An R-rated film may carry a stigma at the box office, but at the Academy Awards, it's golden. Since the current ratings system was instituted in 1968, about half of all Oscar winners for Best Picture have been rated R. Indeed, The King's Speech was the sixth consecutive R-rated Best Picture — after Crash, The Departed, No Country for Old Men, Slumdog Millionaire and The Hurt Locker. In the system's earliest days, the movies didn't change — the ratings did. Midnight Cowboy (1969), the only X-rated film to win the Best Picture Oscar (1971's A Clockwork Orange is the only other X-rated film to have been nominated), was later rerated as an R without a frame of film being excised. Terms of Endearment's R was eventually flipped to a PG. Another winner, Amadeus, was PG in its initial release, R in the director's cut. And though standards have evolved (we might say slackened) over the decades, some ratings of yore were more lenient than today's. The 1980 Best Picture, Kramer vs. Kramer, contained a brief scene of a nude JoBeth Williams but was still rated PG.

The other Best Picture winners with R ratings are The French Connection, The Godfather, The Godfather Part II, One Flew over the Cuckoo's Nest, The Deer Hunter, Ordinary People, Platoon, Rain Man, The Silence of the Lambs, Unforgiven, Schindler's List, Braveheart, The English Patient, Shakespeare in Love and Gladiator.

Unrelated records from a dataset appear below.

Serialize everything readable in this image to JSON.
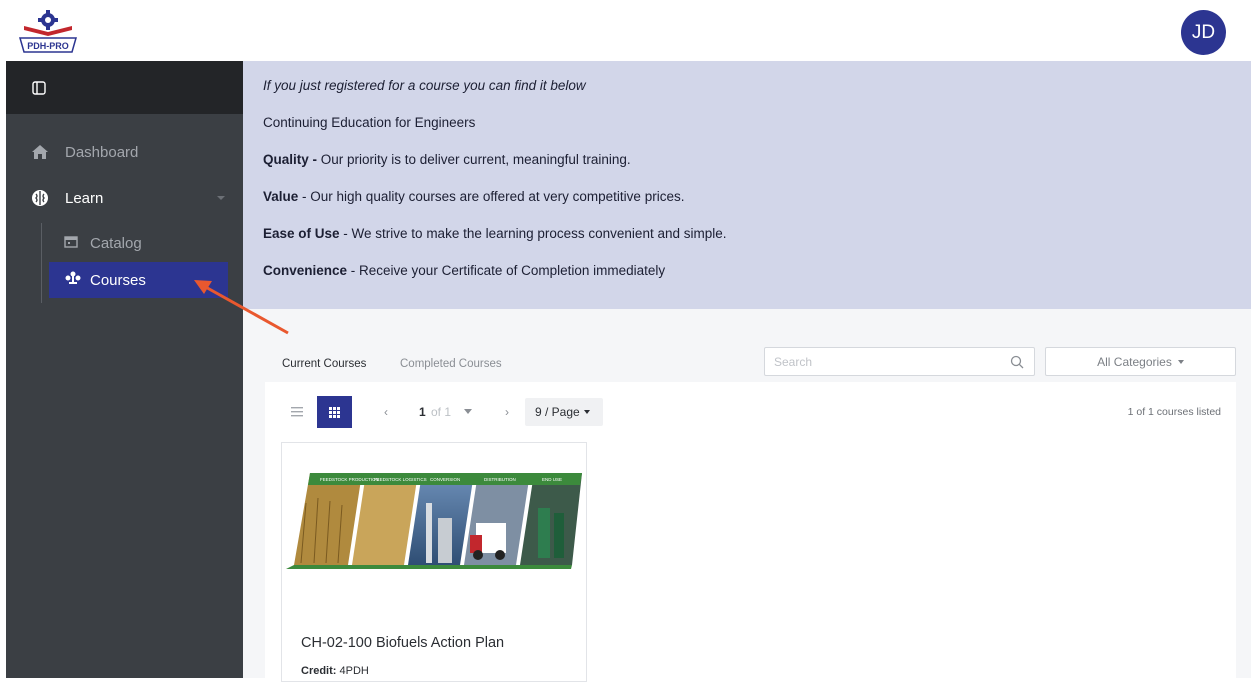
{
  "header": {
    "logo_text": "PDH-PRO",
    "avatar_initials": "JD"
  },
  "sidebar": {
    "items": [
      {
        "label": "Dashboard",
        "icon": "home-icon"
      },
      {
        "label": "Learn",
        "icon": "brain-icon"
      },
      {
        "label": "Catalog",
        "icon": "calendar-icon"
      },
      {
        "label": "Courses",
        "icon": "tree-icon"
      }
    ]
  },
  "banner": {
    "intro": "If you just registered for a course you can find it below",
    "subtitle": "Continuing Education for Engineers",
    "points": [
      {
        "title": "Quality -",
        "text": " Our priority is to deliver current, meaningful training."
      },
      {
        "title": "Value",
        "text": " - Our high quality courses are offered at very competitive prices."
      },
      {
        "title": "Ease of Use",
        "text": " - We strive to make the learning process convenient and simple."
      },
      {
        "title": "Convenience",
        "text": " - Receive your Certificate of Completion immediately"
      }
    ]
  },
  "tabs": {
    "current": "Current Courses",
    "completed": "Completed Courses"
  },
  "search": {
    "placeholder": "Search"
  },
  "filter": {
    "selected": "All Categories"
  },
  "pagination": {
    "prev": "‹",
    "page": "1",
    "of": "of 1",
    "next": "›",
    "per_page": "9 / Page",
    "listed": "1 of 1 courses listed"
  },
  "courses": [
    {
      "title": "CH-02-100 Biofuels Action Plan",
      "credit_label": "Credit:",
      "credit_value": " 4PDH",
      "image_labels": [
        "FEEDSTOCK PRODUCTION",
        "FEEDSTOCK LOGISTICS",
        "CONVERSION",
        "DISTRIBUTION",
        "END USE"
      ]
    }
  ],
  "colors": {
    "primary": "#2c3591",
    "sidebar": "#3b3f44",
    "banner": "#d2d6e9",
    "arrow": "#e9582f"
  }
}
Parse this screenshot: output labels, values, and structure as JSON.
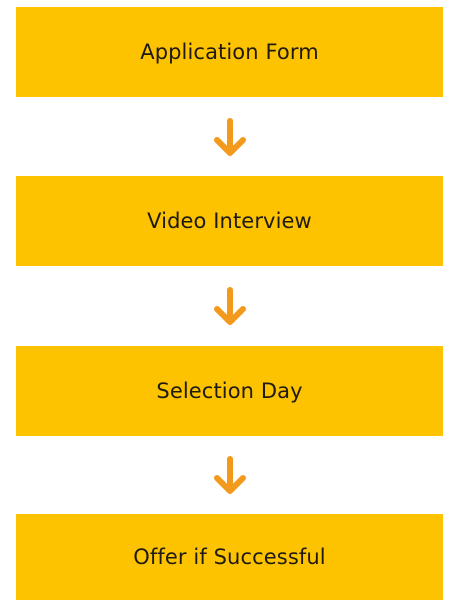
{
  "colors": {
    "box_fill": "#FDC300",
    "arrow": "#F39A1C",
    "text": "#1F1A12",
    "background": "#FFFFFF"
  },
  "steps": [
    {
      "label": "Application Form"
    },
    {
      "label": "Video Interview"
    },
    {
      "label": "Selection Day"
    },
    {
      "label": "Offer if Successful"
    }
  ],
  "arrows": [
    {
      "icon": "arrow-down-icon"
    },
    {
      "icon": "arrow-down-icon"
    },
    {
      "icon": "arrow-down-icon"
    }
  ]
}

Note the high proportion of smash hits among these "restricted" titles. The adult audience for whom the films were made was still sizable enough to earn them gigantic profits.

There is a difference between most of these films and The King's Speech: the R-rated elements in them — language, violence, sexuality — were pervasive, sewn into the fabric of their stories. The Godfather or Platoon or Braveheart or The Hurt Locker couldn't be cut to PG-13 requirements without being eviscerated. The King's Speech, though, was rated R for one dramatic, comic outburst of profanity. Now, with that scene modified, it's a wonder the film wasn't given a gentler, more appropriate PG rating. The upshot was that a movie originally "rated R for some language" is now "rated PG-13 for language" — apparently "some" is the new four-letter word. Parents can take their kids to the film in the assurance that even the most impressionable little ones will emerge from it shouting nothing more toxic than "Fartity poop William bosom!"

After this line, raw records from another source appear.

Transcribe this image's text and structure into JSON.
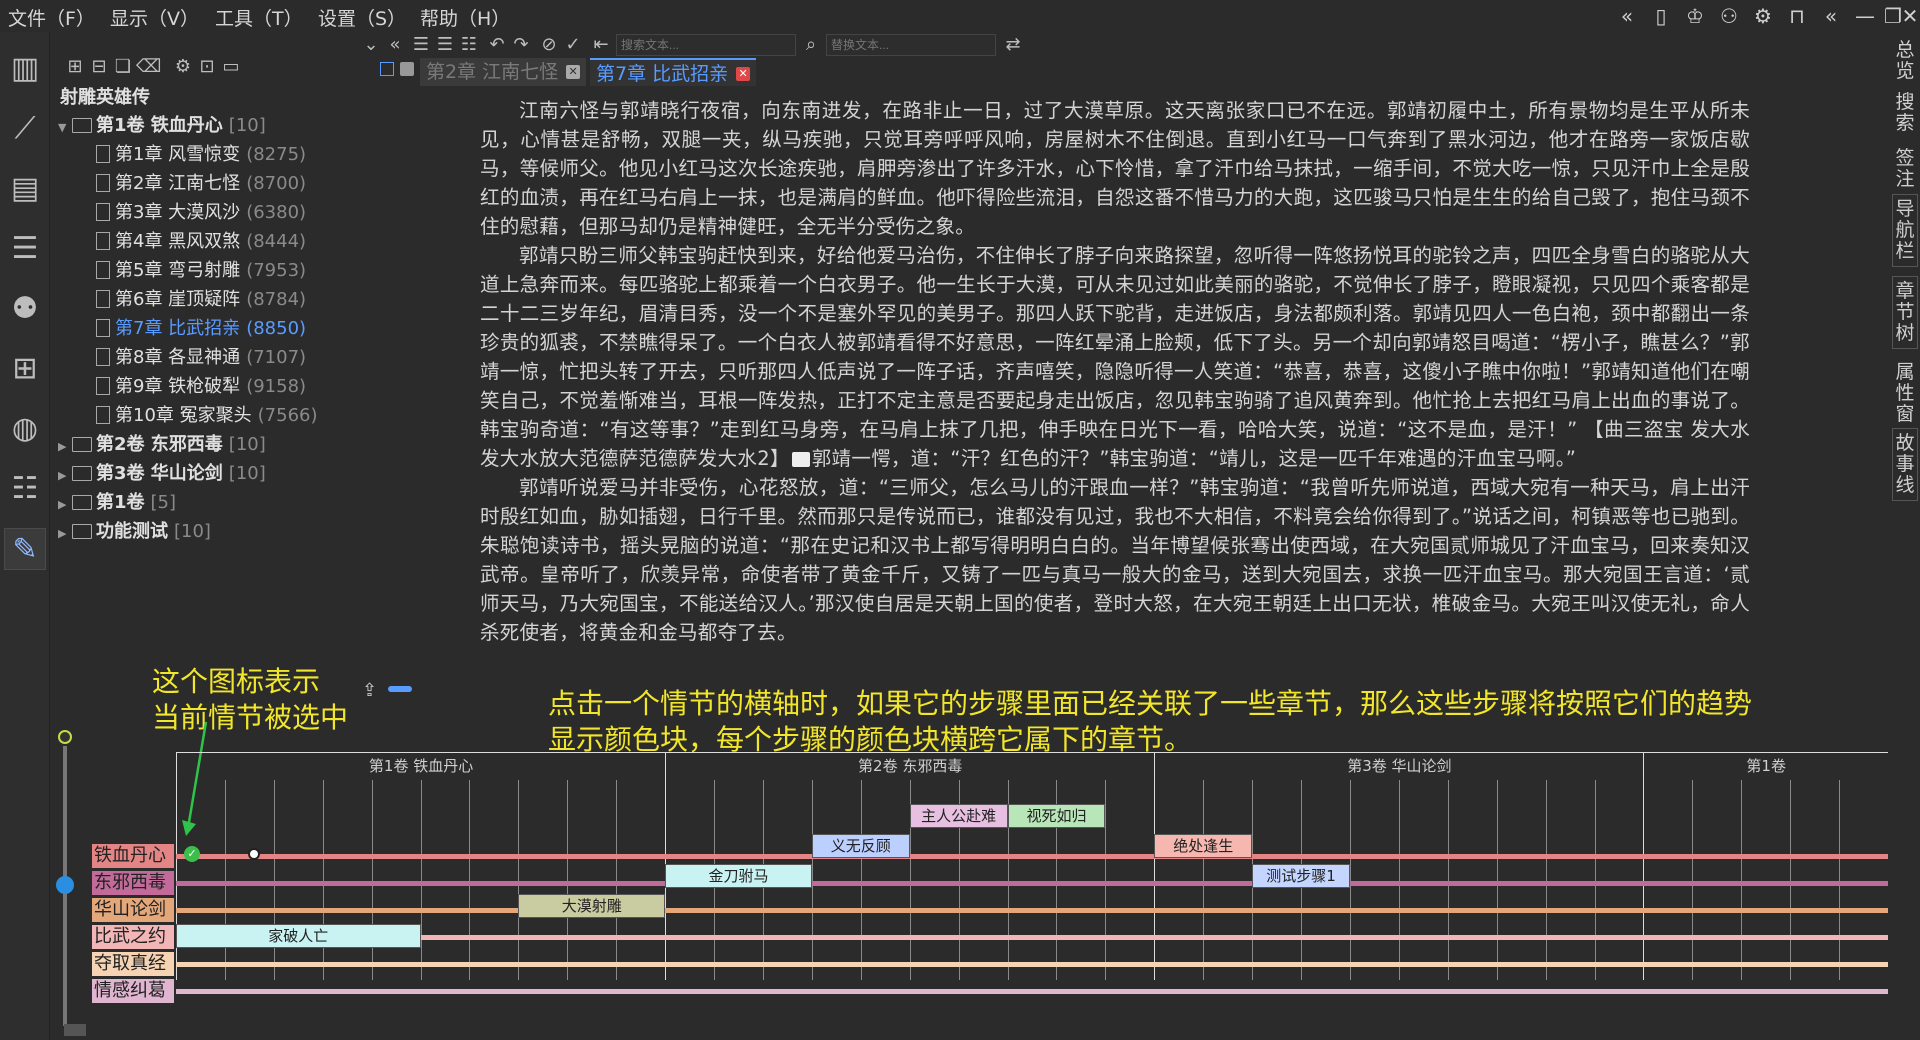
{
  "menu": [
    "文件（F）",
    "显示（V）",
    "工具（T）",
    "设置（S）",
    "帮助（H）"
  ],
  "window_icons": [
    "collapse-left-icon",
    "phone-icon",
    "shirt-icon",
    "user-icon",
    "gear-icon",
    "lock-icon",
    "expand-left-icon",
    "minimize-icon",
    "restore-icon",
    "close-icon"
  ],
  "left_sidebar": [
    "bookshelf-icon",
    "trend-chart-icon",
    "calendar-icon",
    "list-icon",
    "people-icon",
    "grid-icon",
    "globe-icon",
    "tree-list-icon",
    "edit-icon"
  ],
  "right_tabs": [
    "总览",
    "搜索",
    "签注",
    "导航栏",
    "章节树",
    "属性窗",
    "故事线"
  ],
  "tree": {
    "book_title": "射雕英雄传",
    "items": [
      {
        "name": "第1卷 铁血丹心",
        "count": "[10]",
        "type": "folder",
        "expanded": true,
        "bold": true,
        "level": 0
      },
      {
        "name": "第1章 风雪惊变",
        "count": "(8275)",
        "type": "doc",
        "level": 1
      },
      {
        "name": "第2章 江南七怪",
        "count": "(8700)",
        "type": "doc",
        "level": 1
      },
      {
        "name": "第3章 大漠风沙",
        "count": "(6380)",
        "type": "doc",
        "level": 1
      },
      {
        "name": "第4章 黑风双煞",
        "count": "(8444)",
        "type": "doc",
        "level": 1
      },
      {
        "name": "第5章 弯弓射雕",
        "count": "(7953)",
        "type": "doc",
        "level": 1
      },
      {
        "name": "第6章 崖顶疑阵",
        "count": "(8784)",
        "type": "doc",
        "level": 1
      },
      {
        "name": "第7章 比武招亲",
        "count": "(8850)",
        "type": "doc",
        "level": 1,
        "selected": true
      },
      {
        "name": "第8章 各显神通",
        "count": "(7107)",
        "type": "doc",
        "level": 1
      },
      {
        "name": "第9章 铁枪破犁",
        "count": "(9158)",
        "type": "doc",
        "level": 1
      },
      {
        "name": "第10章 冤家聚头",
        "count": "(7566)",
        "type": "doc",
        "level": 1
      },
      {
        "name": "第2卷 东邪西毒",
        "count": "[10]",
        "type": "folder",
        "bold": true,
        "level": 0
      },
      {
        "name": "第3卷 华山论剑",
        "count": "[10]",
        "type": "folder",
        "bold": true,
        "level": 0
      },
      {
        "name": "第1卷",
        "count": "[5]",
        "type": "folder",
        "bold": true,
        "level": 0
      },
      {
        "name": "功能测试",
        "count": "[10]",
        "type": "folder",
        "bold": true,
        "level": 0
      }
    ]
  },
  "editor_toolbar": {
    "search_placeholder": "搜索文本...",
    "replace_placeholder": "替换文本..."
  },
  "tabs": [
    {
      "label": "第2章 江南七怪",
      "active": false
    },
    {
      "label": "第7章 比武招亲",
      "active": true
    }
  ],
  "content": {
    "paragraphs": [
      "江南六怪与郭靖晓行夜宿，向东南进发，在路非止一日，过了大漠草原。这天离张家口已不在远。郭靖初履中土，所有景物均是生平从所未见，心情甚是舒畅，双腿一夹，纵马疾驰，只觉耳旁呼呼风响，房屋树木不住倒退。直到小红马一口气奔到了黑水河边，他才在路旁一家饭店歇马，等候师父。他见小红马这次长途疾驰，肩胛旁渗出了许多汗水，心下怜惜，拿了汗巾给马抹拭，一缩手间，不觉大吃一惊，只见汗巾上全是殷红的血渍，再在红马右肩上一抹，也是满肩的鲜血。他吓得险些流泪，自怨这番不惜马力的大跑，这匹骏马只怕是生生的给自己毁了，抱住马颈不住的慰藉，但那马却仍是精神健旺，全无半分受伤之象。",
      "郭靖只盼三师父韩宝驹赶快到来，好给他爱马治伤，不住伸长了脖子向来路探望，忽听得一阵悠扬悦耳的驼铃之声，四匹全身雪白的骆驼从大道上急奔而来。每匹骆驼上都乘着一个白衣男子。他一生长于大漠，可从未见过如此美丽的骆驼，不觉伸长了脖子，瞪眼凝视，只见四个乘客都是二十二三岁年纪，眉清目秀，没一个不是塞外罕见的美男子。那四人跃下驼背，走进饭店，身法都颇利落。郭靖见四人一色白袍，颈中都翻出一条珍贵的狐裘，不禁瞧得呆了。一个白衣人被郭靖看得不好意思，一阵红晕涌上脸颊，低下了头。另一个却向郭靖怒目喝道：“楞小子，瞧甚么？”郭靖一惊，忙把头转了开去，只听那四人低声说了一阵子话，齐声嘻笑，隐隐听得一人笑道：“恭喜，恭喜，这傻小子瞧中你啦！”郭靖知道他们在嘲笑自己，不觉羞惭难当，耳根一阵发热，正打不定主意是否要起身走出饭店，忽见韩宝驹骑了追风黄奔到。他忙抢上去把红马肩上出血的事说了。韩宝驹奇道：“有这等事？”走到红马身旁，在马肩上抹了几把，伸手映在日光下一看，哈哈大笑，说道：“这不是血，是汗！”",
      "【曲三盗宝 发大水发大水放大范德萨范德萨发大水2】",
      "郭靖一愕，道：“汗？红色的汗？”韩宝驹道：“靖儿，这是一匹千年难遇的汗血宝马啊。”",
      "郭靖听说爱马并非受伤，心花怒放，道：“三师父，怎么马儿的汗跟血一样？”韩宝驹道：“我曾听先师说道，西域大宛有一种天马，肩上出汗时殷红如血，胁如插翅，日行千里。然而那只是传说而已，谁都没有见过，我也不大相信，不料竟会给你得到了。”说话之间，柯镇恶等也已驰到。朱聪饱读诗书，摇头晃脑的说道：“那在史记和汉书上都写得明明白白的。当年博望候张骞出使西域，在大宛国贰师城见了汗血宝马，回来奏知汉武帝。皇帝听了，欣羡异常，命使者带了黄金千斤，又铸了一匹与真马一般大的金马，送到大宛国去，求换一匹汗血宝马。那大宛国王言道：‘贰师天马，乃大宛国宝，不能送给汉人。’那汉使自居是天朝上国的使者，登时大怒，在大宛王朝廷上出口无状，椎破金马。大宛王叫汉使无礼，命人杀死使者，将黄金和金马都夺了去。"
    ]
  },
  "annotations": {
    "left": [
      "这个图标表示",
      "当前情节被选中"
    ],
    "right": [
      "点击一个情节的横轴时，如果它的步骤里面已经关联了一些章节，那么这些步骤将按照它们的趋势",
      "显示颜色块，每个步骤的颜色块横跨它属下的章节。"
    ]
  },
  "timeline": {
    "volumes": [
      "第1卷 铁血丹心",
      "第2卷 东邪西毒",
      "第3卷 华山论剑",
      "第1卷"
    ],
    "lines": [
      {
        "name": "铁血丹心",
        "color": "#e38585"
      },
      {
        "name": "东邪西毒",
        "color": "#c26a9a"
      },
      {
        "name": "华山论剑",
        "color": "#e3a77a"
      },
      {
        "name": "比武之约",
        "color": "#f2b6b6"
      },
      {
        "name": "夺取真经",
        "color": "#f5d3b3"
      },
      {
        "name": "情感纠葛",
        "color": "#e0b5d0"
      }
    ],
    "blocks": [
      {
        "label": "主人公赴难",
        "color": "#e7bfe0"
      },
      {
        "label": "视死如归",
        "color": "#b8e6b8"
      },
      {
        "label": "义无反顾",
        "color": "#bcd0ff"
      },
      {
        "label": "绝处逢生",
        "color": "#f5b7b0"
      },
      {
        "label": "金刀驸马",
        "color": "#c9f3f3"
      },
      {
        "label": "测试步骤1",
        "color": "#c4d6ff"
      },
      {
        "label": "大漠射雕",
        "color": "#c9cca0"
      },
      {
        "label": "家破人亡",
        "color": "#c9f3f3"
      }
    ]
  }
}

Weinstein's decision to change the film is, if not defensible, certainly plausible. In a medium where so much money's at stake, people constantly make compromises: the writer with the director, the director with the producer, the producer with the studio, the studio with the MPAA and so on. Normally these deals are concessions are made in private, before the film is released. When he ran Miramax Films, Weinstein frequently cut the foreign films he acquired (Cinema Paradiso, Farewell My Concubine) to suit what he thought would be the American audience's taste. His mistake with The King's Speech was to compromise after his film had won both a slew of Oscars and the hearts of moviegoers and many critics.

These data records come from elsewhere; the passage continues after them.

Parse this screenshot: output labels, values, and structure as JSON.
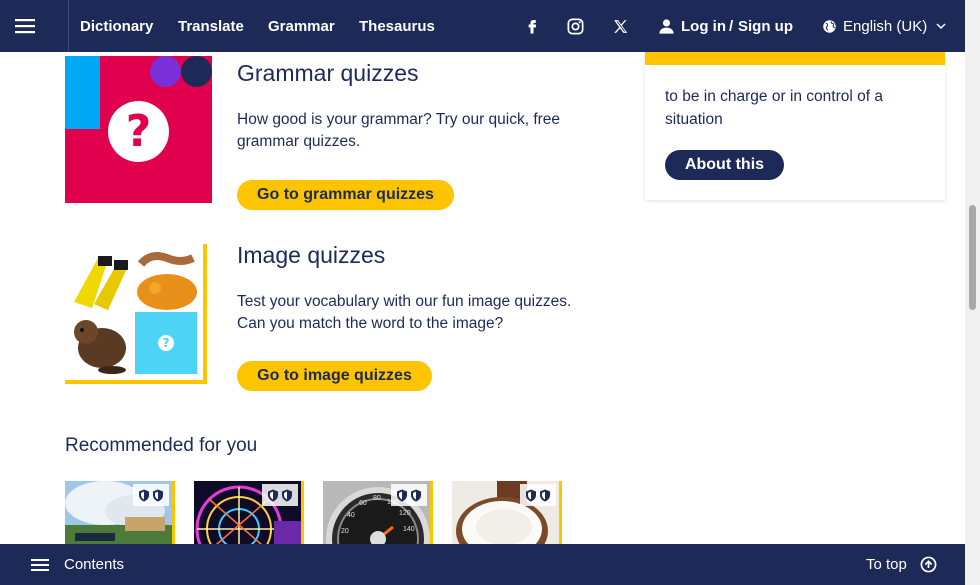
{
  "nav": {
    "menu_icon": "hamburger-icon",
    "links": [
      "Dictionary",
      "Translate",
      "Grammar",
      "Thesaurus"
    ],
    "social": [
      "facebook-icon",
      "instagram-icon",
      "x-icon"
    ],
    "login": "Log in",
    "slash": "/",
    "signup": "Sign up",
    "language": "English (UK)"
  },
  "grammar_quiz": {
    "title": "Grammar quizzes",
    "description": "How good is your grammar? Try our quick, free grammar quizzes.",
    "button": "Go to grammar quizzes",
    "image_glyph": "?"
  },
  "image_quiz": {
    "title": "Image quizzes",
    "description": "Test your vocabulary with our fun image quizzes. Can you match the word to the image?",
    "button": "Go to image quizzes",
    "image_glyph": "?"
  },
  "side_card": {
    "text": "to be in charge or in control of a situation",
    "button": "About this"
  },
  "recommended": {
    "heading": "Recommended for you",
    "cards": [
      "waterfront-photo",
      "ferris-wheel-photo",
      "speedometer-photo",
      "coconut-photo"
    ]
  },
  "speedometer_ticks": [
    "20",
    "40",
    "60",
    "80",
    "100",
    "120",
    "140"
  ],
  "bottom": {
    "contents": "Contents",
    "to_top": "To top"
  },
  "colors": {
    "navy": "#1d2a57",
    "yellow": "#fec400",
    "magenta": "#e0004d",
    "blue": "#00a8f5",
    "purple": "#7b2fd8"
  }
}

Apparently, the public doesn't like to have its revered films tampered with either: on its first weekend, the new version earned just $1.2 million, down about 30% from the $1.6 million the R-rated version took in the previous week (though the gross might have fallen anyway, because practically everyone who wanted to see it has done so). But the audience has spoken: If they're going to see The King's Speech, dash it all, they want to hear the King's speech too. Every f___in' word of it.